Libyan protests follow regime change in Tunisia and Egypt
At least 84 people are reported to have been killed in clashes between anti-government protesters and security forces across Libya since Wednesday 16 February says US-based Human Rights Watch.
The largest protests have been held in Benghazi, Libya’s second largest city, where reports say that hundreds have taken to the streets demanding change. Security forces are reported to have opened fire in Benghazi on Friday 18 February when protesters approached a residential compound used by Colonel Qaddafi when he visits the city.
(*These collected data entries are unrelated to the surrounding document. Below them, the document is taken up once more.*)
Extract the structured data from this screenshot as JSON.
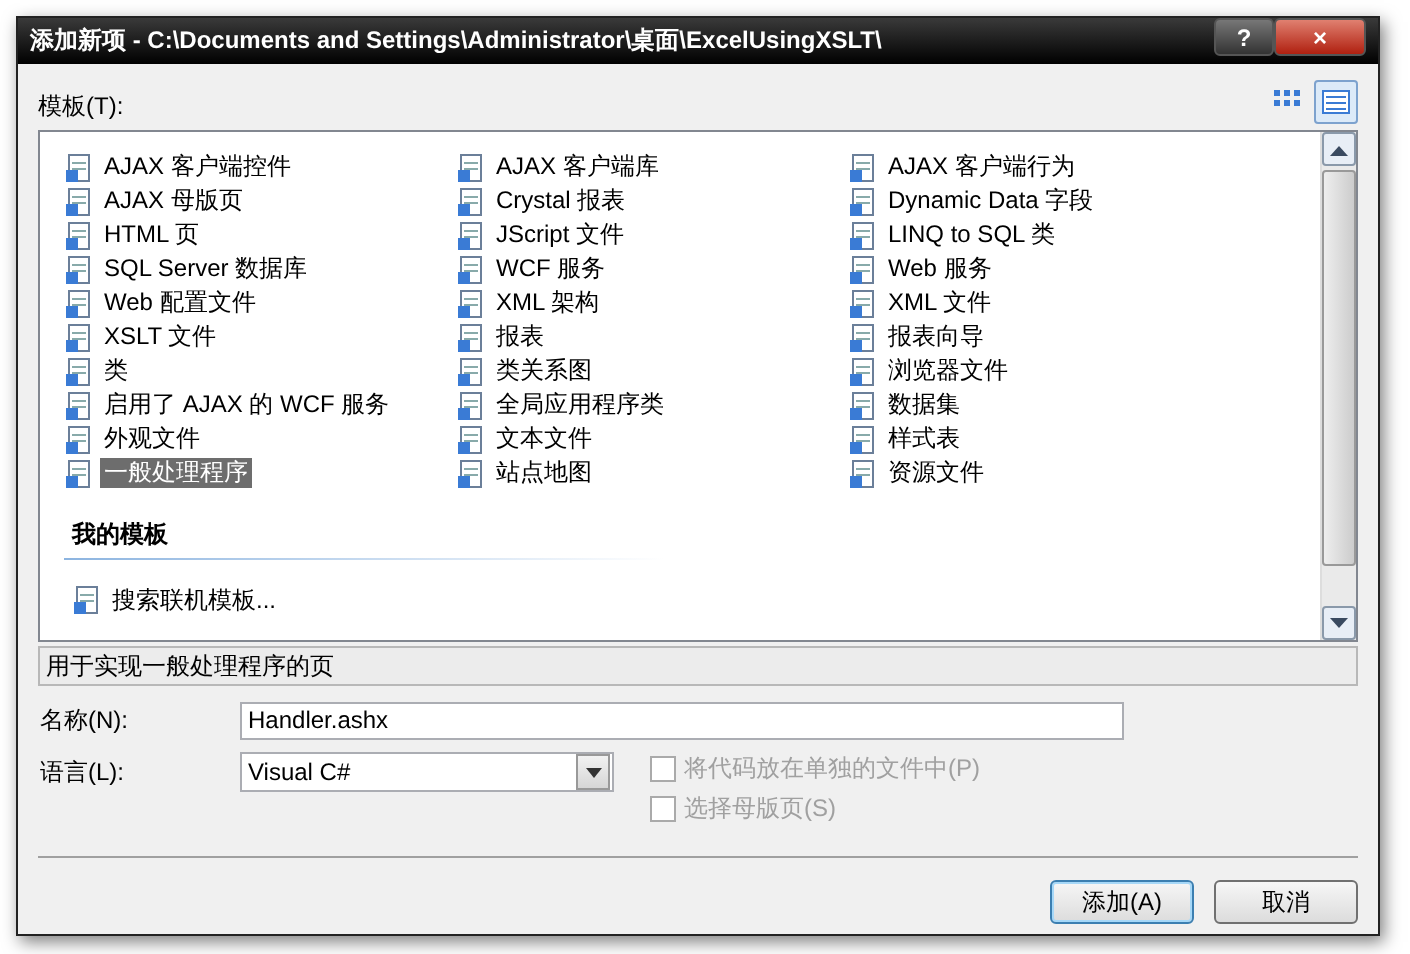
{
  "window": {
    "title": "添加新项 - C:\\Documents and Settings\\Administrator\\桌面\\ExcelUsingXSLT\\",
    "help_button": "?",
    "close_button": "×"
  },
  "templates_label": "模板(T):",
  "view_buttons": [
    {
      "kind": "icons",
      "selected": false
    },
    {
      "kind": "list",
      "selected": true
    }
  ],
  "templates": [
    {
      "label": "AJAX 客户端控件",
      "selected": false
    },
    {
      "label": "AJAX 客户端库",
      "selected": false
    },
    {
      "label": "AJAX 客户端行为",
      "selected": false
    },
    {
      "label": "AJAX 母版页",
      "selected": false
    },
    {
      "label": "Crystal 报表",
      "selected": false
    },
    {
      "label": "Dynamic Data 字段",
      "selected": false
    },
    {
      "label": "HTML 页",
      "selected": false
    },
    {
      "label": "JScript 文件",
      "selected": false
    },
    {
      "label": "LINQ to SQL 类",
      "selected": false
    },
    {
      "label": "SQL Server 数据库",
      "selected": false
    },
    {
      "label": "WCF 服务",
      "selected": false
    },
    {
      "label": "Web 服务",
      "selected": false
    },
    {
      "label": "Web 配置文件",
      "selected": false
    },
    {
      "label": "XML 架构",
      "selected": false
    },
    {
      "label": "XML 文件",
      "selected": false
    },
    {
      "label": "XSLT 文件",
      "selected": false
    },
    {
      "label": "报表",
      "selected": false
    },
    {
      "label": "报表向导",
      "selected": false
    },
    {
      "label": "类",
      "selected": false
    },
    {
      "label": "类关系图",
      "selected": false
    },
    {
      "label": "浏览器文件",
      "selected": false
    },
    {
      "label": "启用了 AJAX 的 WCF 服务",
      "selected": false
    },
    {
      "label": "全局应用程序类",
      "selected": false
    },
    {
      "label": "数据集",
      "selected": false
    },
    {
      "label": "外观文件",
      "selected": false
    },
    {
      "label": "文本文件",
      "selected": false
    },
    {
      "label": "样式表",
      "selected": false
    },
    {
      "label": "一般处理程序",
      "selected": true
    },
    {
      "label": "站点地图",
      "selected": false
    },
    {
      "label": "资源文件",
      "selected": false
    }
  ],
  "my_templates": {
    "heading": "我的模板",
    "items": [
      {
        "label": "搜索联机模板..."
      }
    ]
  },
  "description": "用于实现一般处理程序的页",
  "name_field": {
    "label": "名称(N):",
    "value": "Handler.ashx"
  },
  "language_field": {
    "label": "语言(L):",
    "value": "Visual C#"
  },
  "options": [
    {
      "label": "将代码放在单独的文件中(P)",
      "checked": false,
      "disabled": true
    },
    {
      "label": "选择母版页(S)",
      "checked": false,
      "disabled": true
    }
  ],
  "buttons": [
    {
      "label": "添加(A)",
      "default": true
    },
    {
      "label": "取消",
      "default": false
    }
  ]
}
Benghazi’s airport was closed amid reports that protesters had taken it over.
There are also reports of protests in five other Libyan cities, but not in the capital Tripoli.
The government has also cracked down on the media with websites blocked, including Facebook and al-Jazeera Arabic.
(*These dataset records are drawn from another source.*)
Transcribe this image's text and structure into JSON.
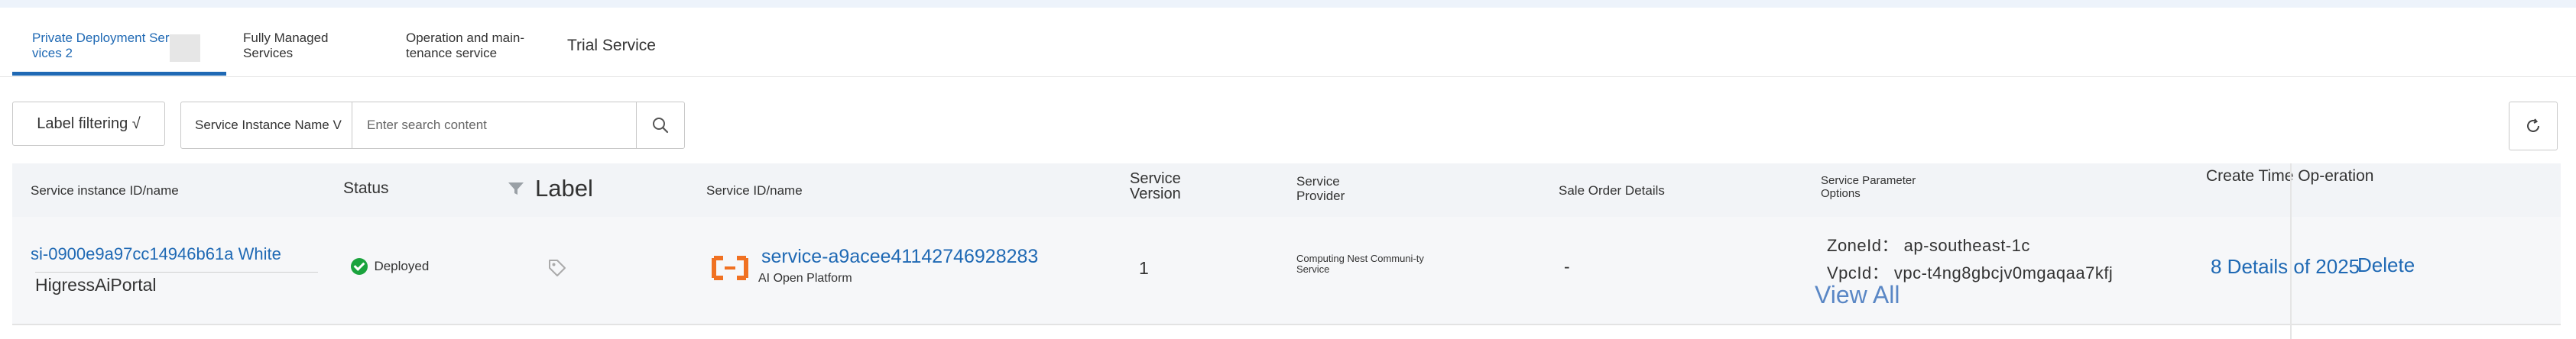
{
  "tabs": [
    {
      "label": "Private Deployment Ser-vices 2",
      "active": true
    },
    {
      "label": "Fully Managed Services",
      "active": false
    },
    {
      "label": "Operation and main-tenance service",
      "active": false
    },
    {
      "label": "Trial Service",
      "active": false
    }
  ],
  "toolbar": {
    "label_filter": "Label filtering √",
    "search_field_select": "Service Instance Name V",
    "search_placeholder": "Enter search content"
  },
  "table": {
    "columns": [
      "Service instance ID/name",
      "Status",
      "Label",
      "Service ID/name",
      "Service Version",
      "Service Provider",
      "Sale Order Details",
      "Service Parameter Options",
      "Create Time Op-eration"
    ],
    "rows": [
      {
        "instance_id": "si-0900e9a97cc14946b61a White",
        "instance_name": "HigressAiPortal",
        "status": "Deployed",
        "service_id": "service-a9acee41142746928283",
        "service_name": "AI Open Platform",
        "version": "1",
        "provider": "Computing Nest Communi-ty Service",
        "sale_order": "-",
        "param_zone": "ZoneId： ap-southeast-1c",
        "param_vpc": "VpcId： vpc-t4ng8gbcjv0mgaqaa7kfj",
        "view_all": "View All",
        "details": "8 Details of 2025",
        "delete": "Delete"
      }
    ]
  },
  "colors": {
    "accent": "#1f69b4",
    "success": "#1aa33d",
    "service_icon": "#f07122"
  }
}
The semi-independent Quryna newspaper reported that the government would replace many state executives and decentralise and restructure the government. It is unclear whether the move is in response to the unrest.
Qaddafi is the Arab world’s longest-serving leader, having ruled oil-rich Libya since a coup in 1969.
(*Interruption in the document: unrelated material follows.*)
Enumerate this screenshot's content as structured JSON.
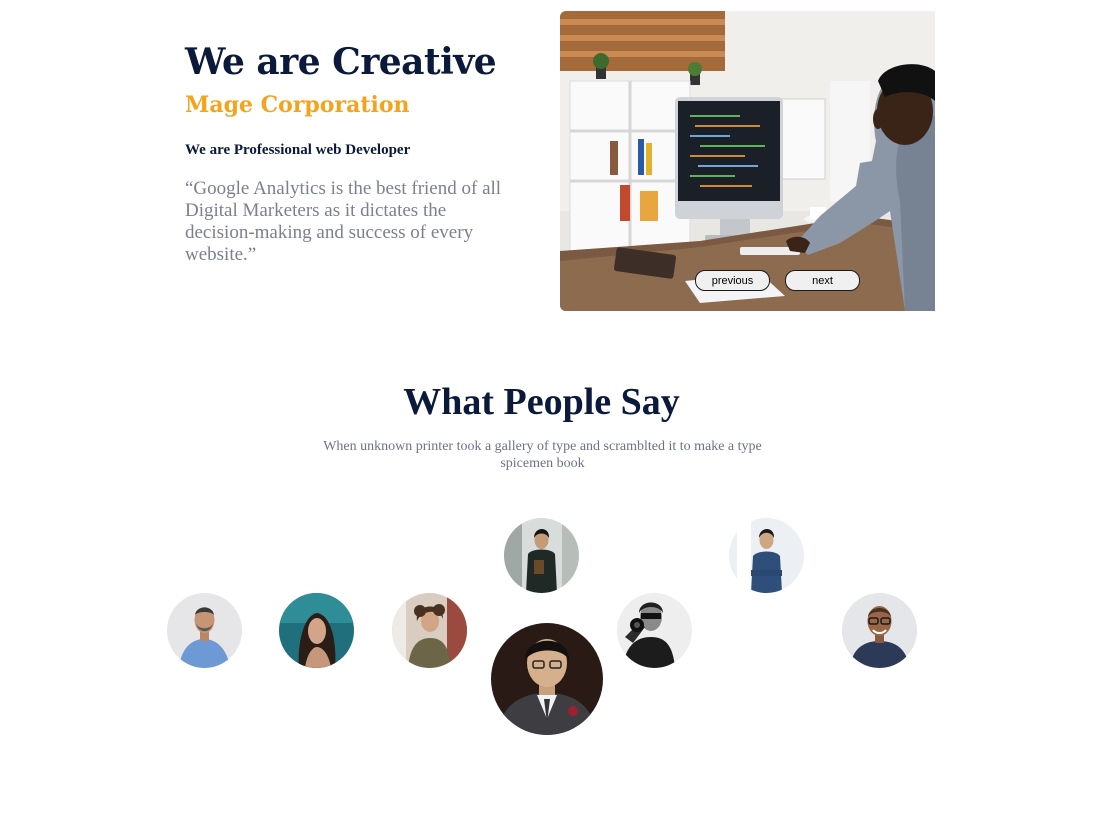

The Libyan protests follow regime change in two of its neighbours.
Egypt’s Hosni Mubarak stepped down as president on 11 February, handing power to the country’s military high command. Tunisia’s former president Zine el-Abidine Ben Ali fled the country on 14 January.
However, unlike Egypt and Tunisia, Tripoli has enormous oil revenue surpluses that enable it to more easily smooth over social problems. Qaddafi’s regime is still respected in much of the country, though less so in the Cyrenaica region around Benghazi.